Corriere della Sera 07/10/14
M. T. M.
«Sinceramente io non vedo
problemi finora dentro il partito». Sembra convinto quando parla
così, Matteo Renzi. Tant’è che in mattinata, sulla fiducia, non
immagina ripercussioni o esiti disastrosi: «Non vedo questioni
particolari. La fiducia passerà anche perché il voto è palese». E
perché, come spiega Cesare Damiano, che si sente ancora un po’
abbacchiato per quella «porta che mi è stata sbattuta in faccia dal
premier» nel momento della mediazione, la fiducia è multiuso:
«Serve all’esterno per dimostrare all’Europa che il premier
italiano è in grado di fare le riforme e serve all’interno per far
capire chi è il segretario del Pd e, quindi, chi ha la maggioranza
assoluta del partito». Anche perché, come fa osservare Paolo
Gentiloni, quando è stato eletto leader «Matteo aveva una
maggioranza di 70 contro 30, adesso con l’ultima direzione la sua
posizione si è notevolmente rafforzata e la minoranza si è
divisa».
Già. Ci sono i barricaderi alla Stefano Fassina, che
minacciano «conseguenze politiche» di fronte alla fiducia.
Conseguenze alle quali, però, ormai nessuno crede più. Persino
Corradino Mineo non ritiene praticabile la scissione: «Chi non si
ritrova nel nuovo corso renziano non andrà altrove, andrà a casa».

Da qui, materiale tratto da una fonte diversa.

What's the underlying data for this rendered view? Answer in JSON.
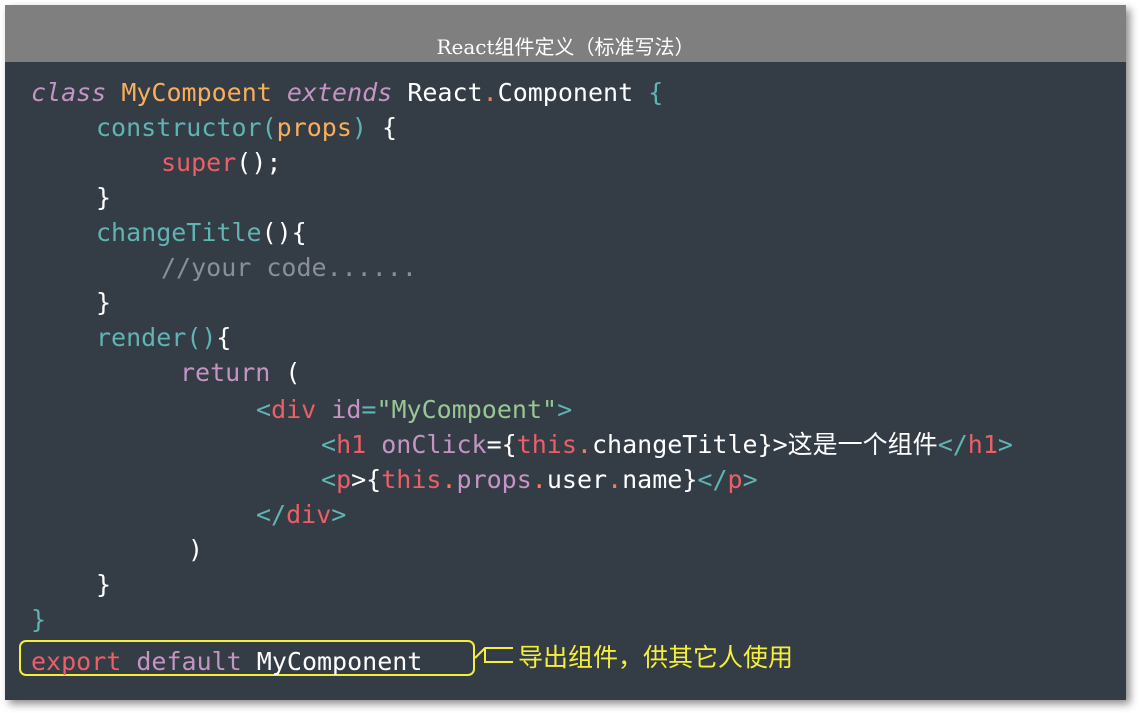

Eppure giorni fa circolava la voce che le 56 fondazioni ex Ds
potessero riunirsi e dare vita a un’unica fondazione. Di lì
potrebbero venire i finanziamenti per la nascita di un nuovo soggetto
politico. Ma questa indiscrezione è stata sempre smentita da
tutti.
Eppure il malumore nel Partito democratico è tangibile,
benché in realtà la minoranza dura e pura, quella dei Fassina e dei
Cuperlo, per intendersi, abbia perso molti pezzi. Nel frattempo, in
Calabria, il candidato di Renzi alla presidenza di quella Regione ha
perso le primarie contro il candidato di Cuperlo, e un renziano della
prima ora, come Matteo Richetti, scalpita e vorrebbe «più
coraggio». Che cosa sta veramente succedendo nel Partito
democratico? Un autorevole esponente del renzismo della prima ora la
spiega così: «Quello che sta accadendo è più o meno questo: è in
corso una normale battaglia interna alla minoranza, che mi sembra
esplicita e una interna alla maggioranza che si gioca invece
abbastanza sotto traccia».
È veramente così, per i renziani?
L’uscita di Richetti lo farebbe pensare. E ieri un pensieroso
Ermete Realacci, renziano, a guida della Commissione ambiente,
ragionava così: «Diciamo la verità: alla gente non frega niente
del Jobs act e del Tfr, ha bisogno di avere speranza. È quella che
devi dare. Ma se invece vede solo le risse che speranza può avere? A
quel punto può solo chiedersi: il premier “je la fa”?».
In
effetti i renziani sono divisi tra chi vorrebbe mediare di più e chi
invece vorrebbe correre con maggior forza. Ma, come sempre, l’ultima
parola spetta al premier, che pure ascolta i suggerimenti di tutti.
Il 20 ottobre ascolterà minoranza e maggioranza del Pd, in
direzione, parlare della forma partito, dopo la polemica sulle
tessere che c’è stata. E, alla fine, dirà la sua: «I partiti
organizzati come una volta non servono più, non sono più
rappresentativi». E lancerà una nuova proposta.